All in all, there are between 15 and 20 people, mostly students, who have come to kick off what hopes to be a seminal year for the infant OGC, and a vindication of sorts for its resident godfather, an energetic baby boomer known simply as "Charlie."
Charlie first appears hunkered over a patch of overgrown grass, sickle in hand, teaching an eager protégé how to properly sheath. Charlie explained the history of OGC- its proverbial roots-providing a keen explanation for what is clearly an upwardly mobile phenomenon at UNH, a mass that has grown four-fold in just this past year, with no signs at all of slowing down.
"The idea is simple," Charlie explained. "Healthy soils create healthy plants, healthy plants make for healthy people, and healthy people make for a healthy planet."
Charlie should know. He is the proud owner and operator of his own organic farm along Route 125 in Nottingham, and his methods and ideals have been noticeably imitated by those students who know him both as employer as well as spiritual contemporary.

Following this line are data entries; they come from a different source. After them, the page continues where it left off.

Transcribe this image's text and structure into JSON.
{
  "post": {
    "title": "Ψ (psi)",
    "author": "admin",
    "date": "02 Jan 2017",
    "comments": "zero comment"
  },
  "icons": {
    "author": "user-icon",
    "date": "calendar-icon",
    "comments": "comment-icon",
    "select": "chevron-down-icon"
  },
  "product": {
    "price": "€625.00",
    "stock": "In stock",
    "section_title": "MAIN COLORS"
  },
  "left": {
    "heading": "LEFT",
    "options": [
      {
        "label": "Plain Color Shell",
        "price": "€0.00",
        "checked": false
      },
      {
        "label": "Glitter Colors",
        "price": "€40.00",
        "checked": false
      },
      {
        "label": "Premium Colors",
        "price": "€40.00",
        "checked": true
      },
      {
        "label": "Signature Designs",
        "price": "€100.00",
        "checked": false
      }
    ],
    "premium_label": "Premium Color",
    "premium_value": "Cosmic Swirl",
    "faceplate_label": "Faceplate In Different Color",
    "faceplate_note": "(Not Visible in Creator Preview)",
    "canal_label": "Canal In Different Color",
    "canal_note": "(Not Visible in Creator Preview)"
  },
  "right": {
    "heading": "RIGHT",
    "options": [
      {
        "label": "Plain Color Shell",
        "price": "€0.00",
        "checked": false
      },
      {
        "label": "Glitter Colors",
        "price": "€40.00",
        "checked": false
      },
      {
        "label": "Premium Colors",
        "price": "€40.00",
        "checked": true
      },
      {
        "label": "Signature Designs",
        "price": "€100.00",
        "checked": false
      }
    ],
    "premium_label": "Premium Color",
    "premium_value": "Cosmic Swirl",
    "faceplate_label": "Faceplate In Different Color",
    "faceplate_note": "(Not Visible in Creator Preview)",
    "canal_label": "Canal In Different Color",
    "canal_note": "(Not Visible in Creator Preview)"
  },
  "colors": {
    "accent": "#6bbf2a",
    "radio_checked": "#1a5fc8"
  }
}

While the OGC is still an up and coming club, the seeds for a student run organic garden on UNH grounds were actually sewn back in the '60s, when Charlie began feeding his chicken hatchlings unprocessed organic feed, as opposed to the standard chemically altered swill typically utilized by the Tysons and the Perdues of the industry. After first concentrating on selling organically fed chickens, Charlie diversified, incorporating a wide range of Natural (big N) produce while maintaining a desire to translate his methods into still larger arenas. UNH was such a venue, and the logical point of departure for a potentially explosive movement.